About Endometrial Cancer
Endometrial cancer (EC) ranks as the second most prevalent gynecologic cancer globally, with increasing incidence and mortality ratesv,vi, highlighting the need for effective management strategies. Patients with advanced or recurrent EC have a relatively poor prognosis and treatment options are limited for those patients who have progressed following treatment with chemotherapy and immune checkpoint inhibitor. FRα is overexpressed on multiple tumors, including EC, making it a promising therapeutic target. Anti-tumor activity with Rina-S was observed across a broad range of FRα expression, and there are currently no approved FRα-targeting therapies approved for the treatment of endometrial cancer.

EC starts in the lining of the uterus, known as the endometrium.vii Patients with advanced or recurrent endometrial cancer have a high unmet need. Most (64-74 percent) patients with EC experience disease progression on immune checkpoint inhibitors (ICI) plus chemotherapy irrespective of biomarker status. Treatment options after progression on an ICI-regimen are very limited and consist of single-agent chemotherapy (ORR <16 percent and median progression-free survival [PFS] <5 months).
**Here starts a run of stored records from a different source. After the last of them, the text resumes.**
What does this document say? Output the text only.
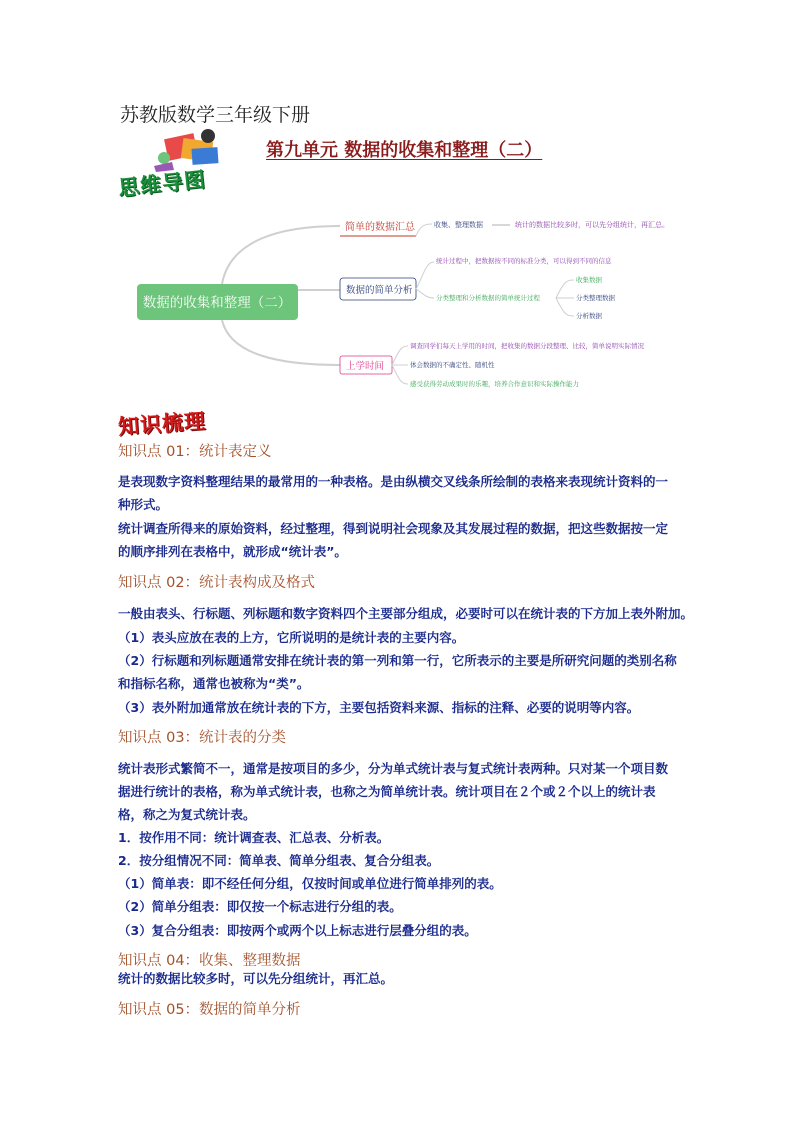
苏教版数学三年级下册
第九单元 数据的收集和整理（二）
思维导图
数据的收集和整理（二）
简单的数据汇总	收集、整理数据	统计的数据比较多时，可以先分组统计，再汇总。
数据的简单分析
统计过程中，把数据按不同的标准分类，可以得到不同的信息
分类整理和分析数据的简单统计过程
收集数据
分类整理数据
分析数据
上学时间
调查同学们每天上学用的时间，把收集的数据分段整理、比较，简单说明实际情况
体会数据的不确定性、随机性
感受获得劳动成果时的乐趣，培养合作意识和实际操作能力
知识梳理
知识点 01：统计表定义
是表现数字资料整理结果的最常用的一种表格。是由纵横交叉线条所绘制的表格来表现统计资料的一种形式。
统计调查所得来的原始资料，经过整理，得到说明社会现象及其发展过程的数据，把这些数据按一定的顺序排列在表格中，就形成“统计表”。
知识点 02：统计表构成及格式
一般由表头、行标题、列标题和数字资料四个主要部分组成，必要时可以在统计表的下方加上表外附加。
（1）表头应放在表的上方，它所说明的是统计表的主要内容。
（2）行标题和列标题通常安排在统计表的第一列和第一行，它所表示的主要是所研究问题的类别名称和指标名称，通常也被称为“类”。
（3）表外附加通常放在统计表的下方，主要包括资料来源、指标的注释、必要的说明等内容。
知识点 03：统计表的分类
统计表形式繁简不一，通常是按项目的多少，分为单式统计表与复式统计表两种。只对某一个项目数据进行统计的表格，称为单式统计表，也称之为简单统计表。统计项目在２个或２个以上的统计表格，称之为复式统计表。
1．按作用不同：统计调查表、汇总表、分析表。
2．按分组情况不同：简单表、简单分组表、复合分组表。
（1）简单表：即不经任何分组，仅按时间或单位进行简单排列的表。
（2）简单分组表：即仅按一个标志进行分组的表。
（3）复合分组表：即按两个或两个以上标志进行层叠分组的表。
知识点 04：收集、整理数据
统计的数据比较多时，可以先分组统计，再汇总。
知识点 05：数据的简单分析
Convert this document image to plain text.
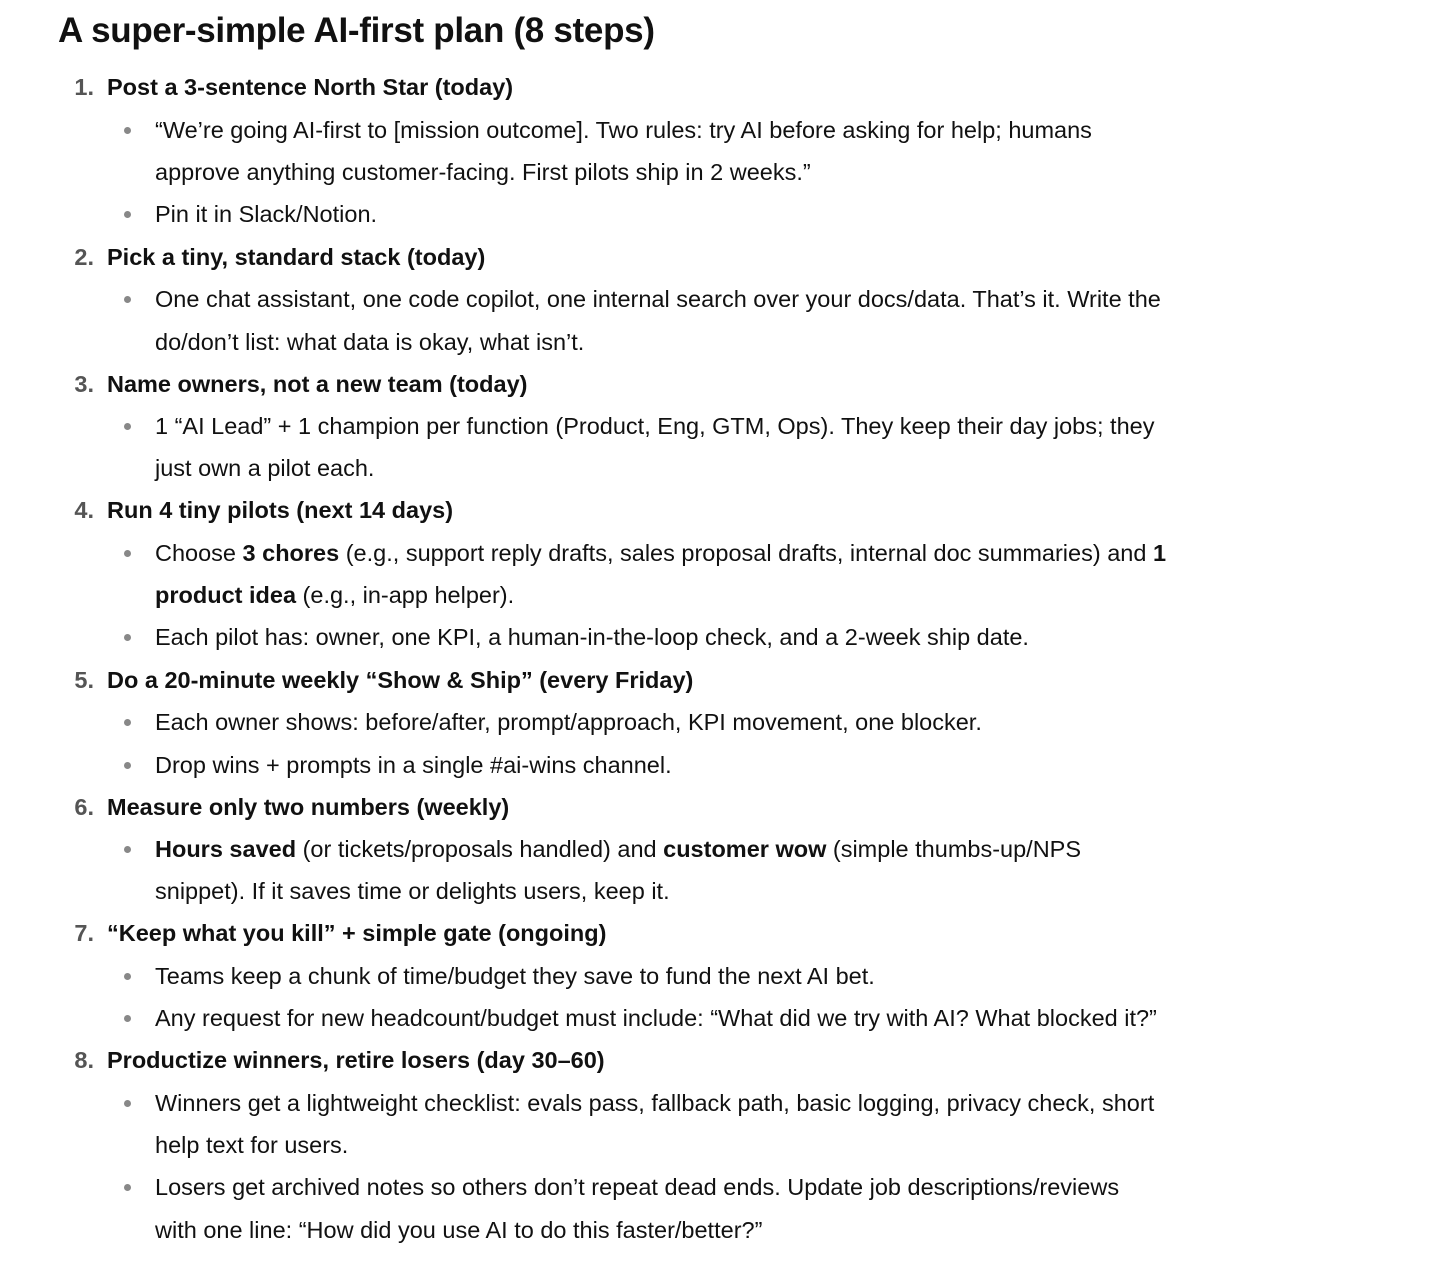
A super-simple AI-first plan (8 steps)
1. Post a 3-sentence North Star (today)
“We’re going AI-first to [mission outcome]. Two rules: try AI before asking for help; humans
approve anything customer-facing. First pilots ship in 2 weeks.”
Pin it in Slack/Notion.
2. Pick a tiny, standard stack (today)
One chat assistant, one code copilot, one internal search over your docs/data. That’s it. Write the
do/don’t list: what data is okay, what isn’t.
3. Name owners, not a new team (today)
1 “AI Lead” + 1 champion per function (Product, Eng, GTM, Ops). They keep their day jobs; they
just own a pilot each.
4. Run 4 tiny pilots (next 14 days)
Choose 3 chores (e.g., support reply drafts, sales proposal drafts, internal doc summaries) and 1
product idea (e.g., in-app helper).
Each pilot has: owner, one KPI, a human-in-the-loop check, and a 2-week ship date.
5. Do a 20-minute weekly “Show & Ship” (every Friday)
Each owner shows: before/after, prompt/approach, KPI movement, one blocker.
Drop wins + prompts in a single #ai-wins channel.
6. Measure only two numbers (weekly)
Hours saved (or tickets/proposals handled) and customer wow (simple thumbs-up/NPS
snippet). If it saves time or delights users, keep it.
7. “Keep what you kill” + simple gate (ongoing)
Teams keep a chunk of time/budget they save to fund the next AI bet.
Any request for new headcount/budget must include: “What did we try with AI? What blocked it?”
8. Productize winners, retire losers (day 30–60)
Winners get a lightweight checklist: evals pass, fallback path, basic logging, privacy check, short
help text for users.
Losers get archived notes so others don’t repeat dead ends. Update job descriptions/reviews
with one line: “How did you use AI to do this faster/better?”
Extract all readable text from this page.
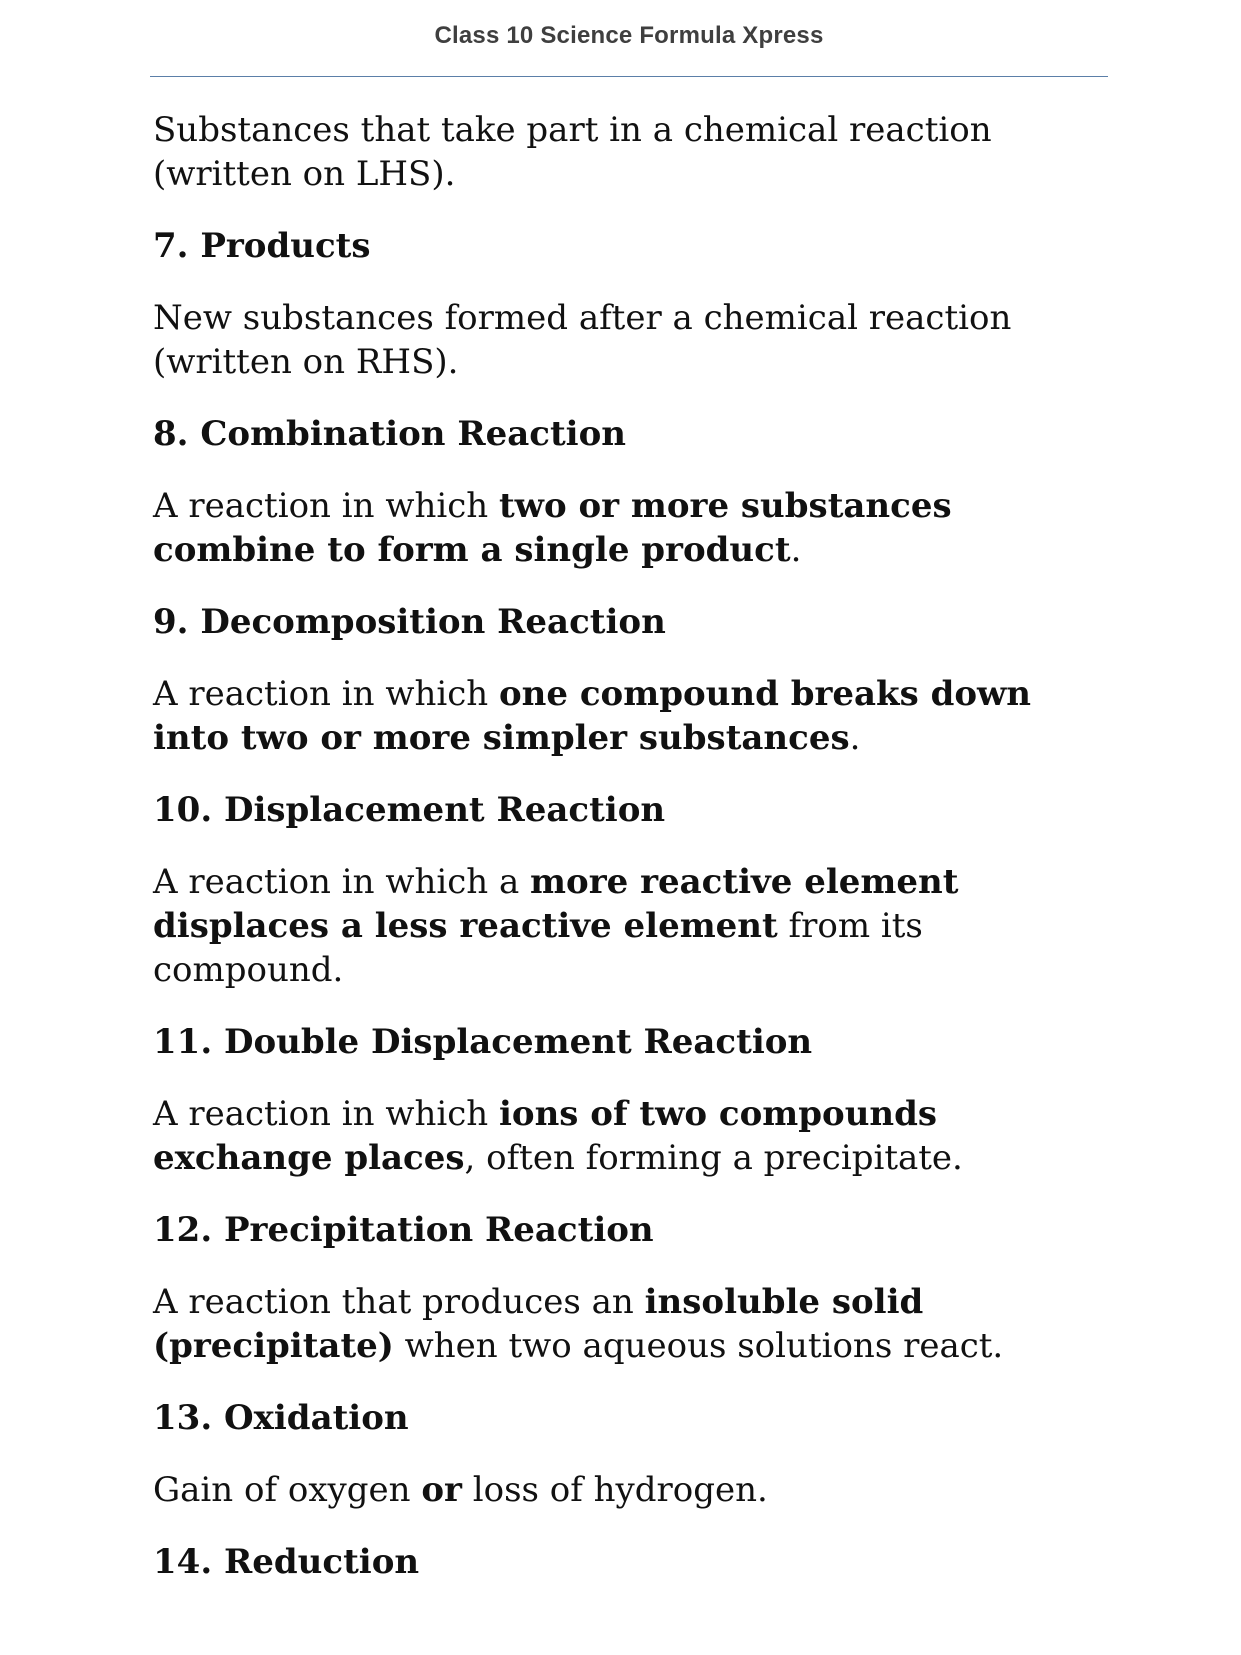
Class 10 Science Formula Xpress

Substances that take part in a chemical reaction (written on LHS).

7. Products

New substances formed after a chemical reaction (written on RHS).

8. Combination Reaction

A reaction in which two or more substances combine to form a single product.

9. Decomposition Reaction

A reaction in which one compound breaks down into two or more simpler substances.

10. Displacement Reaction

A reaction in which a more reactive element displaces a less reactive element from its compound.

11. Double Displacement Reaction

A reaction in which ions of two compounds exchange places, often forming a precipitate.

12. Precipitation Reaction

A reaction that produces an insoluble solid (precipitate) when two aqueous solutions react.

13. Oxidation

Gain of oxygen or loss of hydrogen.

14. Reduction
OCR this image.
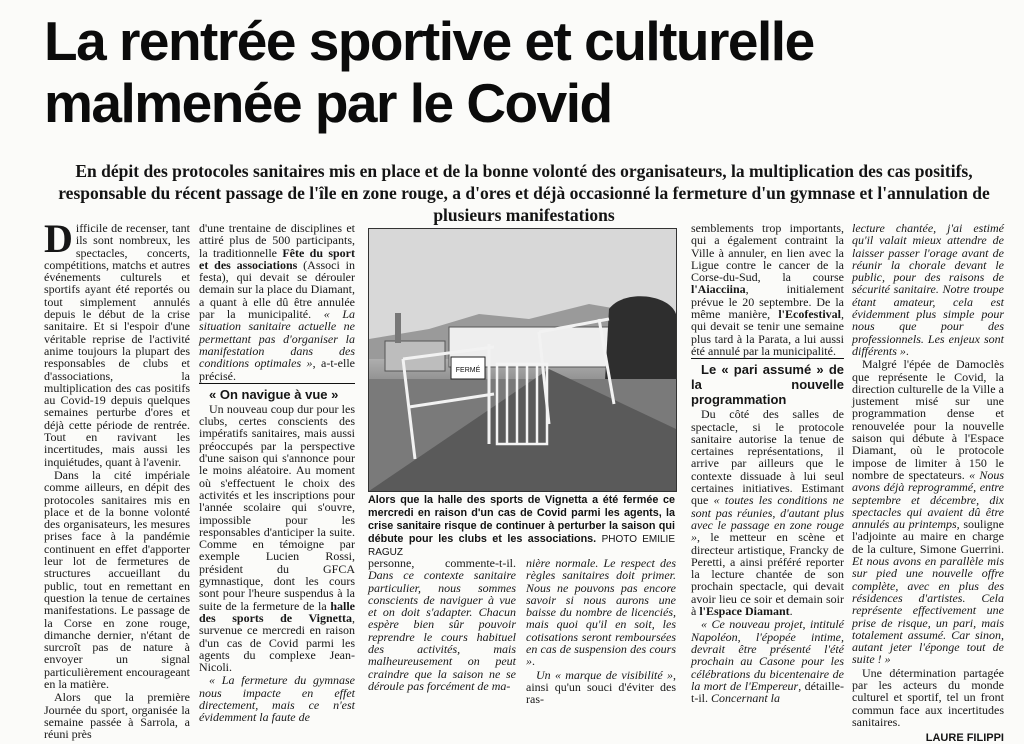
La rentrée sportive et culturelle malmenée par le Covid

En dépit des protocoles sanitaires mis en place et de la bonne volonté des organisateurs, la multiplication des cas positifs, responsable du récent passage de l'île en zone rouge, a d'ores et déjà occasionné la fermeture d'un gymnase et l'annulation de plusieurs manifestations

Difficile de recenser, tant ils sont nombreux, les spectacles, concerts, compétitions, matchs et autres événements culturels et sportifs ayant été reportés ou tout simplement annulés depuis le début de la crise sanitaire. Et si l'espoir d'une véritable reprise de l'activité anime toujours la plupart des responsables de clubs et d'associations, la multiplication des cas positifs au Covid-19 depuis quelques semaines perturbe d'ores et déjà cette période de rentrée. Tout en ravivant les incertitudes, mais aussi les inquiétudes, quant à l'avenir.

Dans la cité impériale comme ailleurs, en dépit des protocoles sanitaires mis en place et de la bonne volonté des organisateurs, les mesures prises face à la pandémie continuent en effet d'apporter leur lot de fermetures de structures accueillant du public, tout en remettant en question la tenue de certaines manifestations. Le passage de la Corse en zone rouge, dimanche dernier, n'étant de surcroît pas de nature à envoyer un signal particulièrement encourageant en la matière.

Alors que la première Journée du sport, organisée la semaine passée à Sarrola, a réuni près

d'une trentaine de disciplines et attiré plus de 500 participants, la traditionnelle Fête du sport et des associations (Associ in festa), qui devait se dérouler demain sur la place du Diamant, a quant à elle dû être annulée par la municipalité. « La situation sanitaire actuelle ne permettant pas d'organiser la manifestation dans des conditions optimales », a-t-elle précisé.

« On navigue à vue »

Un nouveau coup dur pour les clubs, certes conscients des impératifs sanitaires, mais aussi préoccupés par la perspective d'une saison qui s'annonce pour le moins aléatoire. Au moment où s'effectuent le choix des activités et les inscriptions pour l'année scolaire qui s'ouvre, impossible pour les responsables d'anticiper la suite. Comme en témoigne par exemple Lucien Rossi, président du GFCA gymnastique, dont les cours sont pour l'heure suspendus à la suite de la fermeture de la halle des sports de Vignetta, survenue ce mercredi en raison d'un cas de Covid parmi les agents du complexe Jean-Nicoli.

« La fermeture du gymnase nous impacte en effet directement, mais ce n'est évidemment la faute de

FERMÉ

Alors que la halle des sports de Vignetta a été fermée ce mercredi en raison d'un cas de Covid parmi les agents, la crise sanitaire risque de continuer à perturber la saison qui débute pour les clubs et les associations. PHOTO EMILIE RAGUZ

personne, commente-t-il. Dans ce contexte sanitaire particulier, nous sommes conscients de naviguer à vue et on doit s'adapter. Chacun espère bien sûr pouvoir reprendre le cours habituel des activités, mais malheureusement on peut craindre que la saison ne se déroule pas forcément de ma-

nière normale. Le respect des règles sanitaires doit primer. Nous ne pouvons pas encore savoir si nous aurons une baisse du nombre de licenciés, mais quoi qu'il en soit, les cotisations seront remboursées en cas de suspension des cours ».

Un « marque de visibilité », ainsi qu'un souci d'éviter des ras-

semblements trop importants, qui a également contraint la Ville à annuler, en lien avec la Ligue contre le cancer de la Corse-du-Sud, la course l'Aiacciina, initialement prévue le 20 septembre. De la même manière, l'Ecofestival, qui devait se tenir une semaine plus tard à la Parata, a lui aussi été annulé par la municipalité.

Le « pari assumé » de la nouvelle programmation

Du côté des salles de spectacle, si le protocole sanitaire autorise la tenue de certaines représentations, il arrive par ailleurs que le contexte dissuade à lui seul certaines initiatives. Estimant que « toutes les conditions ne sont pas réunies, d'autant plus avec le passage en zone rouge », le metteur en scène et directeur artistique, Francky de Peretti, a ainsi préféré reporter la lecture chantée de son prochain spectacle, qui devait avoir lieu ce soir et demain soir à l'Espace Diamant.

« Ce nouveau projet, intitulé Napoléon, l'épopée intime, devrait être présenté l'été prochain au Casone pour les célébrations du bicentenaire de la mort de l'Empereur, détaille-t-il. Concernant la

lecture chantée, j'ai estimé qu'il valait mieux attendre de laisser passer l'orage avant de réunir la chorale devant le public, pour des raisons de sécurité sanitaire. Notre troupe étant amateur, cela est évidemment plus simple pour nous que pour des professionnels. Les enjeux sont différents ».

Malgré l'épée de Damoclès que représente le Covid, la direction culturelle de la Ville a justement misé sur une programmation dense et renouvelée pour la nouvelle saison qui débute à l'Espace Diamant, où le protocole impose de limiter à 150 le nombre de spectateurs. « Nous avons déjà reprogrammé, entre septembre et décembre, dix spectacles qui avaient dû être annulés au printemps, souligne l'adjointe au maire en charge de la culture, Simone Guerrini. Et nous avons en parallèle mis sur pied une nouvelle offre complète, avec en plus des résidences d'artistes. Cela représente effectivement une prise de risque, un pari, mais totalement assumé. Car sinon, autant jeter l'éponge tout de suite ! »

Une détermination partagée par les acteurs du monde culturel et sportif, tel un front commun face aux incertitudes sanitaires.

LAURE FILIPPI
About Rinatabart Sesutecan (Rina-S; GEN1184)
Rinatabart sesutecan (Rina-S; GEN1184) is an investigational ADC. It is composed of a novel human monoclonal antibody directed at folate receptor α (FRα), a novel hydrophilic protease-cleavable linker, and exatecan, a topoisomerase I inhibitor payload. The clinical trial program for Rina-S continues to expand including ovarian, endometrial and other cancers of unmet need. In January 2024, the U.S. Food and Drug Administration granted Fast Track designation to Rina-S for the treatment of patients with FRα-expressing high-grade serous or endometrioid platinum-resistant ovarian cancer.

Rina-S is advancing through late-stage development, supported by a growing portfolio of Phase 2 and Phase 3 trials, including further evaluation of single-agent Rina-S in patients with advanced endometrial cancer in Part F of the ongoing RAINFOL-01 trial and in a planned Phase 3 trial.